We are also currently developing and implementing new FDA review tools, such as standardized review templates, that are tailored to applications for biosimilar and interchangeable products. We’ve already adopted similar approaches when it comes to generic drugs. These templates will improve the efficiency of the FDA’s review.
We’re also developing an index of biosimilars’ critical quality attributes relative to their reference products.
Such an index can allow sponsors to better understand how the FDA evaluates data from comparative analytical studies performed to support a demonstration of biosimilarity, and how to use suitable analytical methods.
And we’re going to be taking new steps to challenge some of the gaming tactics I talked about earlier. This includes new efforts to coordinate with the Federal Trade Commission (FTC) to address anti-competitive behavior.
We look forward to participating in additional forums with the FTC to jointly identify ways that we can deter anticompetitive behavior in this space. Stay tuned.
As part of our Drug Competition Action Plan, we made it a priority to ensure that Risk Evaluation and Mitigation Strategies (REMS) safety programs maintain their role in serving public health and aren’t used to delay competition from entering the market by refusing to sell the samples necessary for developing generic drugs.
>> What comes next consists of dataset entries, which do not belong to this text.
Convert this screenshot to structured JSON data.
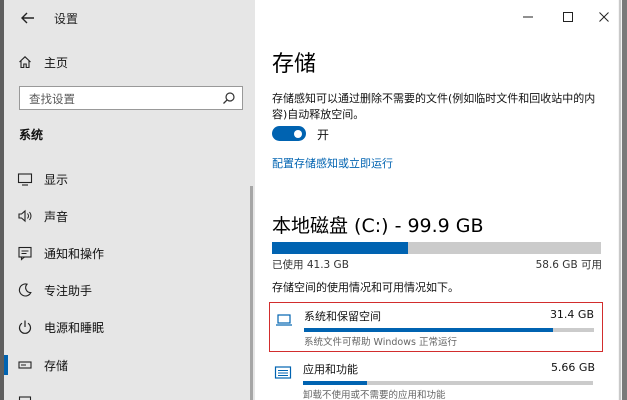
{
  "window": {
    "title": "设置"
  },
  "sidebar": {
    "home_label": "主页",
    "search_placeholder": "查找设置",
    "section_title": "系统",
    "items": [
      {
        "label": "显示",
        "icon": "monitor-icon",
        "active": false
      },
      {
        "label": "声音",
        "icon": "speaker-icon",
        "active": false
      },
      {
        "label": "通知和操作",
        "icon": "notification-icon",
        "active": false
      },
      {
        "label": "专注助手",
        "icon": "moon-icon",
        "active": false
      },
      {
        "label": "电源和睡眠",
        "icon": "power-icon",
        "active": false
      },
      {
        "label": "存储",
        "icon": "storage-icon",
        "active": true
      }
    ]
  },
  "main": {
    "title": "存储",
    "description": "存储感知可以通过删除不需要的文件(例如临时文件和回收站中的内容)自动释放空间。",
    "toggle": {
      "state": "on",
      "label": "开"
    },
    "configure_link": "配置存储感知或立即运行",
    "disk": {
      "title": "本地磁盘 (C:) - 99.9 GB",
      "used_label": "已使用 41.3 GB",
      "available_label": "58.6 GB 可用",
      "used_fraction": 0.413
    },
    "usage_note": "存储空间的使用情况和可用情况如下。",
    "categories": [
      {
        "name": "系统和保留空间",
        "size": "31.4 GB",
        "sub": "系统文件可帮助 Windows 正常运行",
        "fraction": 0.86,
        "icon": "laptop-icon",
        "selected": true
      },
      {
        "name": "应用和功能",
        "size": "5.66 GB",
        "sub": "卸载不使用或不需要的应用和功能",
        "fraction": 0.22,
        "icon": "apps-icon",
        "selected": false
      }
    ]
  },
  "colors": {
    "accent": "#0063b1",
    "highlight_border": "#d22d2d",
    "sidebar_bg": "#e6e6e6"
  }
}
We’ll apply the same principles to our Biosimilars Action Plan.
One final important note that I’d like to stress from our experience with generics: the FDA can’t do it alone.
Effective market competition from biosimilars depends on additional actions from our public and private sector partners to align reimbursement and formulary design to encourage appropriate biosimilar adoption.
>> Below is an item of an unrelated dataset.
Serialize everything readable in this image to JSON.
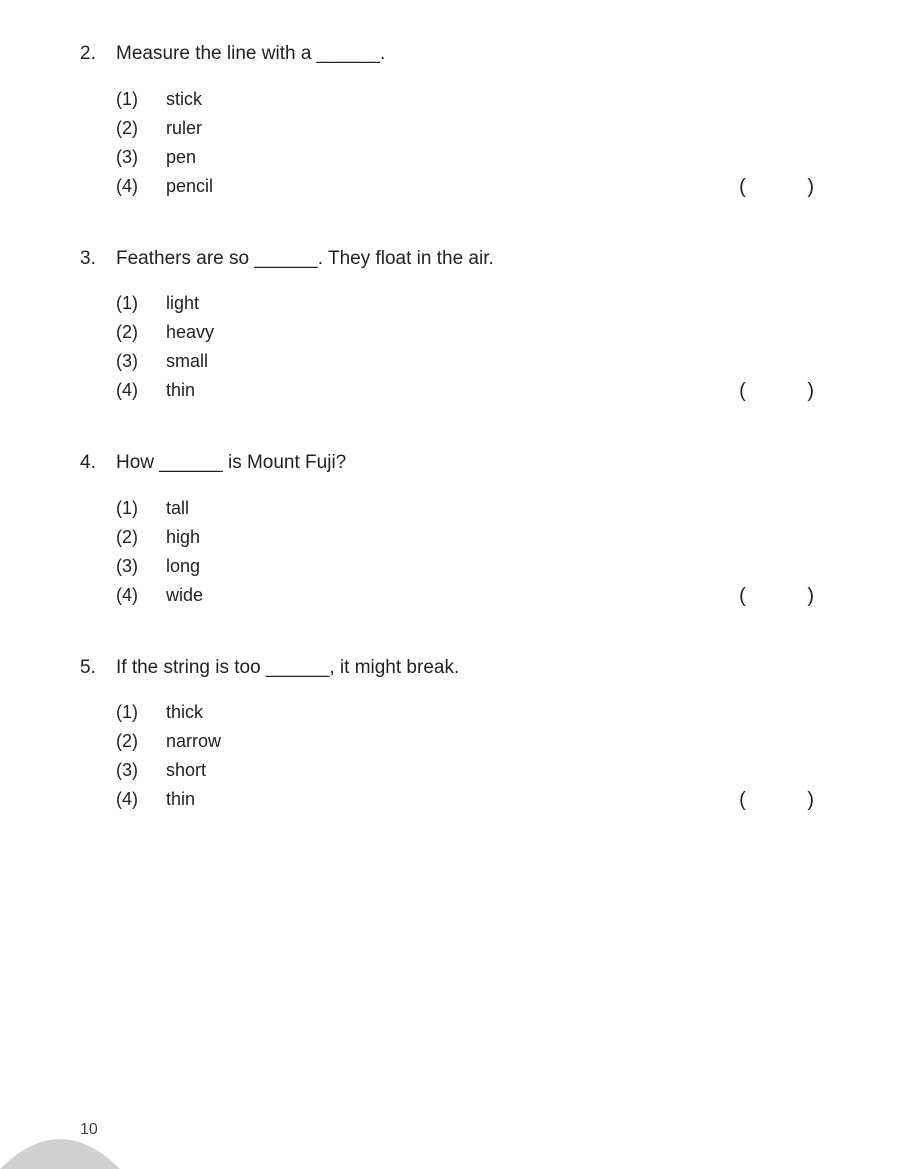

Competition requires all of us to shine a light on the anti-competitive impact of tying rebates and bundling biologics with other products to protect biologics’ market share.
And it requires us to educate providers and patients about biosimilars, and why people should have confidence in the safety and effectiveness of these FDA-approved products.
Without those actions, our collective vision of a pathway for more affordable biosimilar products will be frustrated.
Frankly, I don’t expect that to happen.
There’s active work under way on bold reforms, like shifting biologics from Medicare’s Part B scheme into a competitively bid system like Part D, where we can take full advantage of price and therapeutic competition.
These types of approaches can delink physician reimbursement from drug prices and inject more competition into the market, while increasing the incentives to create the next great innovation that’s going to advance human health.
And our new plan is aimed at laying the groundwork for these and other reforms, to make sure we’re realizing these public health opportunities. Thank you.